The topic was the afterlife – “heaven,” as most people refer to it.  Dr. Borg wrote, “So, is there an afterlife, and if so, what will it be like?  I don’t have a clue.  But I am confident that the one who buoyed us up in life will also buoy us up through death.  We die into God.  What more that means, I do not know.  But that is all I need to know.” 

My dear friend, Australian theologian and author, Michael Morwood, has said words very much like Dr. Borg’s.  He wrote: “God is not present in some places and peoples, absent in others.  Our death will not mean travel somewhere else.  (I add “…to an imaginary heaven or to an imaginary hell”).  Rather it will be a transformation into a completely different way of living in God – the God who is always present in creation.  We live in God and we die into the love that is God, and nothing can change that.”   

As we’re so fond of saying, “Let’s face it”: no one knows what happens after death.  The beloved Cardinal Joseph Bernardin said several years ago, when the question was put to him by a young man, that he didn’t know any more than the young man himself did.  Not even Jesus is of much help to us in this regard, assuring us only that these mysteries of life belong to the God he called Father.

But notice, in particular, that one small sentence of Dr.
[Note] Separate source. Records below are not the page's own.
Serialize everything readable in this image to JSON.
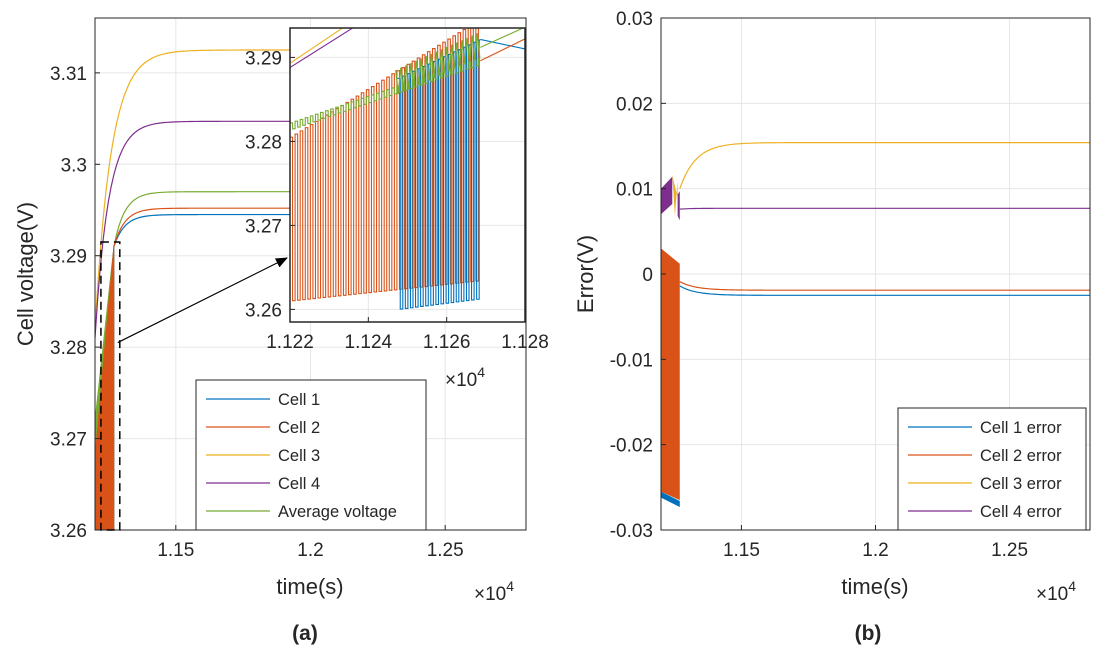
{
  "chart_data": [
    {
      "type": "line",
      "panel_label": "(a)",
      "xlabel": "time(s)",
      "ylabel": "Cell voltage(V)",
      "x_multiplier": "10",
      "x_multiplier_exp": "4",
      "xlim": [
        1.12,
        1.28
      ],
      "ylim": [
        3.26,
        3.316
      ],
      "xticks": [
        1.15,
        1.2,
        1.25
      ],
      "xtick_labels": [
        "1.15",
        "1.2",
        "1.25"
      ],
      "yticks": [
        3.26,
        3.27,
        3.28,
        3.29,
        3.3,
        3.31
      ],
      "ytick_labels": [
        "3.26",
        "3.27",
        "3.28",
        "3.29",
        "3.3",
        "3.31"
      ],
      "grid": true,
      "legend_position": "bottom-right",
      "x_end_balancing": 1.127,
      "series": [
        {
          "name": "Cell 1",
          "color": "#0072BD",
          "start": 3.267,
          "final": 3.2945,
          "tau": 0.004
        },
        {
          "name": "Cell 2",
          "color": "#D95319",
          "start": 3.268,
          "final": 3.2952,
          "tau": 0.004
        },
        {
          "name": "Cell 3",
          "color": "#EDB120",
          "start": 3.282,
          "final": 3.3125,
          "tau": 0.006
        },
        {
          "name": "Cell 4",
          "color": "#7E2F8E",
          "start": 3.281,
          "final": 3.3047,
          "tau": 0.005
        },
        {
          "name": "Average voltage",
          "color": "#77AC30",
          "start": 3.272,
          "final": 3.297,
          "tau": 0.004
        }
      ],
      "zoom_box": {
        "xlim": [
          1.1222,
          1.1292
        ],
        "ylim": [
          3.26,
          3.2915
        ]
      },
      "inset": {
        "xlim": [
          1.122,
          1.128
        ],
        "ylim": [
          3.2585,
          3.2935
        ],
        "xticks": [
          1.122,
          1.124,
          1.126,
          1.128
        ],
        "xtick_labels": [
          "1.122",
          "1.124",
          "1.126",
          "1.128"
        ],
        "yticks": [
          3.26,
          3.27,
          3.28,
          3.29
        ],
        "ytick_labels": [
          "3.26",
          "3.27",
          "3.28",
          "3.29"
        ],
        "x_multiplier": "10",
        "x_multiplier_exp": "4"
      }
    },
    {
      "type": "line",
      "panel_label": "(b)",
      "xlabel": "time(s)",
      "ylabel": "Error(V)",
      "x_multiplier": "10",
      "x_multiplier_exp": "4",
      "xlim": [
        1.12,
        1.28
      ],
      "ylim": [
        -0.03,
        0.03
      ],
      "xticks": [
        1.15,
        1.2,
        1.25
      ],
      "xtick_labels": [
        "1.15",
        "1.2",
        "1.25"
      ],
      "yticks": [
        -0.03,
        -0.02,
        -0.01,
        0,
        0.01,
        0.02,
        0.03
      ],
      "ytick_labels": [
        "-0.03",
        "-0.02",
        "-0.01",
        "0",
        "0.01",
        "0.02",
        "0.03"
      ],
      "grid": true,
      "legend_position": "bottom-right",
      "series": [
        {
          "name": "Cell 1 error",
          "color": "#0072BD",
          "final": -0.0025
        },
        {
          "name": "Cell 2 error",
          "color": "#D95319",
          "final": -0.0019
        },
        {
          "name": "Cell 3 error",
          "color": "#EDB120",
          "final": 0.0154
        },
        {
          "name": "Cell 4 error",
          "color": "#7E2F8E",
          "final": 0.0077
        }
      ]
    }
  ]
}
Borg’s: “We die into God,” and almost the same from Morwood, “We die into the love that is God.”  Of that they are sure. Borg admits, and I’m certain Morwood would agree, that the full meaning of that belief statement escapes him, but that the little he does know is all he needs to know.

It is, after all, a matter of personal choice.  We are free to believe or not to believe, according to whatever seems more likely and plausible to us.

I choose to believe – although, like the theologians, I don’t have the foggiest idea of what the afterlife will be like.  Believing in a life that awaits us beyond death gives me courage to live life here on earth with all the energy and zest that I can give it.  It helps me to accept present failures and disappointments and limitations as mere potholes in an otherwise smooth road.  It keeps reminding me that there lies ahead a total sharing in the life of the creator of the universe, an experience that will satisfy me beyond my wildest aspirations and desires.

It is Lent.  We are on our way once again to Easter, the quintessential celebration of life!  Let’s not waste the opportunity to think often and deeply about who we are, and who Jesus is, and how we have been granted the grace to view just enough of what lies ahead to fill us with eager anticipation!